La nostalgie nazie en Ukraine

Publié le 26 septembre 2023 | Temps de lecture : 6 minutes

Introduction

Le 23 septembre dernier, en présence du président ukrainien Vlodymyr Zelensky, la Chambre des Communes a ovationné le Canadien d’origine ukrainienne Yaroslav Hunka, 98 ans, présenté par l’ex-président de la Chambre comme un héros qui s’est battu pour l’indépendance ukrainienne contre les Russes.

Contexte historique

Au cours de la Deuxième Guerre mondiale, le Troisième Reich s’est attiré la sympathie de nombreux Ukrainiens en promettant l’indépendance de leur pays si jamais l’Allemagne devait triompher de la Russie.

La campagne nazie de recrutement, menée durant l’hiver 1942-1943, rencontra un immense succès; près de 80 000 Ukrainiens se portèrent volontaires.

C’est ainsi que des milices composées de volontaires ukrainiens ont combattu la Russie. Rappelons qu’à l’époque, la Russie était l’allié du Canada dans cette guerre.

Ces milices étaient armées et entrainées par les SS. L’une d’elles est la Quatorzième division d’infanterie de la SS (galicienne No 1), surnommée Division SS Galicie.

Au procès de Nuremberg, cette unité a été pointée du doigt comme étant responsable de quelques-uns des pires massacres survenus au cours de la guerre.

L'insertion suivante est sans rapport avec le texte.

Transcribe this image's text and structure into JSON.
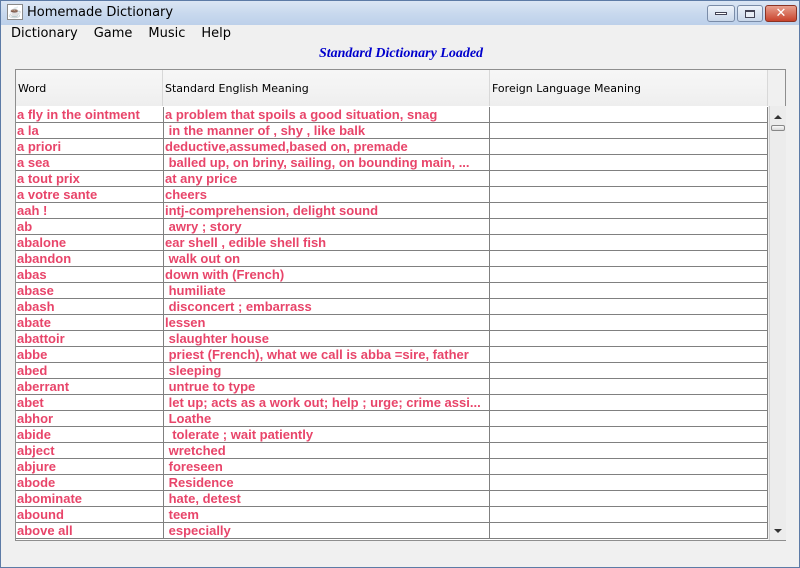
{
  "window": {
    "title": "Homemade Dictionary",
    "icon": "java-cup-icon"
  },
  "menu": [
    {
      "label": "Dictionary"
    },
    {
      "label": "Game"
    },
    {
      "label": "Music"
    },
    {
      "label": "Help"
    }
  ],
  "status": {
    "text": "Standard Dictionary Loaded",
    "color": "#0000cc"
  },
  "table": {
    "text_color": "#e8456a",
    "columns": [
      "Word",
      "Standard English Meaning",
      "Foreign Language Meaning"
    ],
    "rows": [
      [
        "a fly in the ointment",
        "a problem that spoils a good situation, snag",
        ""
      ],
      [
        "a la",
        " in the manner of , shy , like balk",
        ""
      ],
      [
        "a priori",
        "deductive,assumed,based on, premade",
        ""
      ],
      [
        "a sea",
        " balled up, on briny, sailing, on bounding main, ...",
        ""
      ],
      [
        "a tout prix",
        "at any price",
        ""
      ],
      [
        "a votre sante",
        "cheers",
        ""
      ],
      [
        "aah !",
        "intj-comprehension, delight sound",
        ""
      ],
      [
        "ab",
        " awry ; story",
        ""
      ],
      [
        "abalone",
        "ear shell , edible shell fish",
        ""
      ],
      [
        "abandon",
        " walk out on",
        ""
      ],
      [
        "abas",
        "down with (French)",
        ""
      ],
      [
        "abase",
        " humiliate",
        ""
      ],
      [
        "abash",
        " disconcert ; embarrass",
        ""
      ],
      [
        "abate",
        "lessen",
        ""
      ],
      [
        "abattoir",
        " slaughter house",
        ""
      ],
      [
        "abbe",
        " priest (French), what we call is abba =sire, father",
        ""
      ],
      [
        "abed",
        " sleeping",
        ""
      ],
      [
        "aberrant",
        " untrue to type",
        ""
      ],
      [
        "abet",
        " let up; acts as a work out; help ; urge; crime assi...",
        ""
      ],
      [
        "abhor",
        " Loathe",
        ""
      ],
      [
        "abide",
        "  tolerate ; wait patiently",
        ""
      ],
      [
        "abject",
        " wretched",
        ""
      ],
      [
        "abjure",
        " foreseen",
        ""
      ],
      [
        "abode",
        " Residence",
        ""
      ],
      [
        "abominate",
        " hate, detest",
        ""
      ],
      [
        "abound",
        " teem",
        ""
      ],
      [
        "above all",
        " especially",
        ""
      ]
    ]
  }
}
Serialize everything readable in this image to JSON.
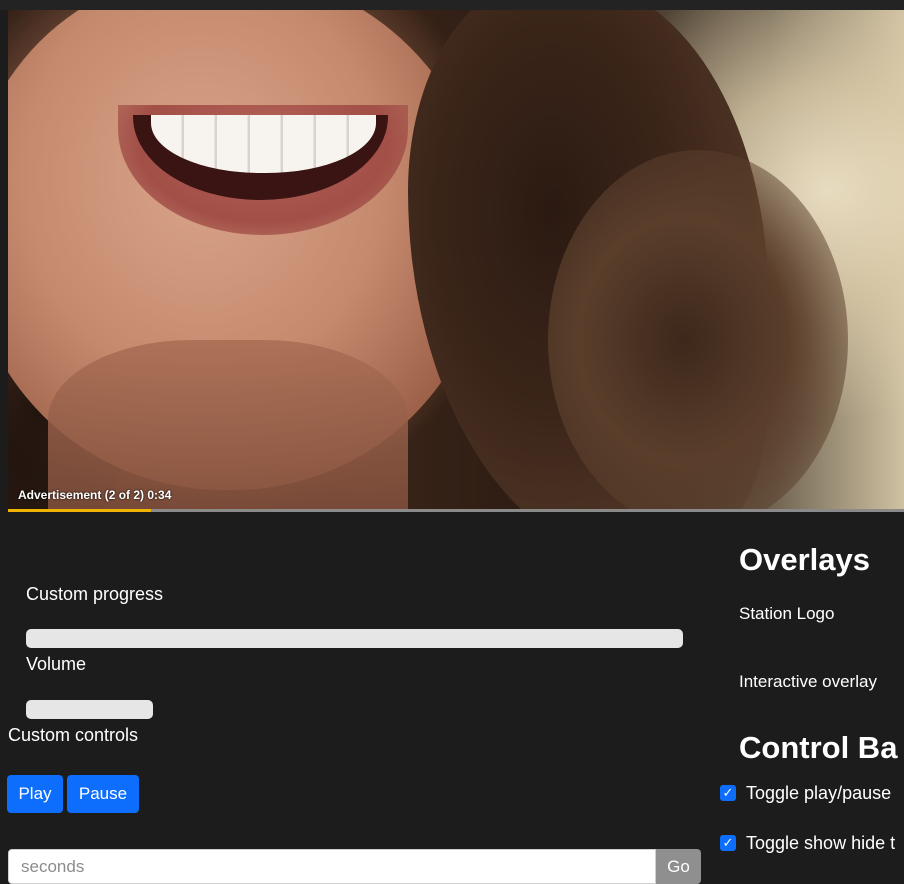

Au moment où Yaroslav Hunka adhère à cette unité au printemps de 1943, il est âgé de 17 ou de 18 ans. La majorité des Juifs d’Europe centrale ont déjà été exterminés. Conséquemment, les massacres commis par son unité ont concerné essentiellement des populations civiles slaves, notamment en Pologne.

D’où le fait que la Pologne songe à demander l’extradition de Yaroslav Hunka afin de le juger pour crime de guerre.

De collabos à héros

De la fin de la Deuxième Guerre mondiale en 1945 jusqu’à l’indépendance de l’Ukraine en 1991, l’Union soviétique a considéré ces volontaires nazis comme des collabos et des traitres.

Mais depuis l’indépendance, l’Ukraine a revisité son histoire. Plus précisément, depuis la Révolution orange, ce pays a réévalué le statut de ces combattants de la première heure en faveur de l’indépendance nationale. Même si, pour ce faire, il leur a fallu combattre du côté des Allemands (sans nécessairement partager l’idéologie nazie).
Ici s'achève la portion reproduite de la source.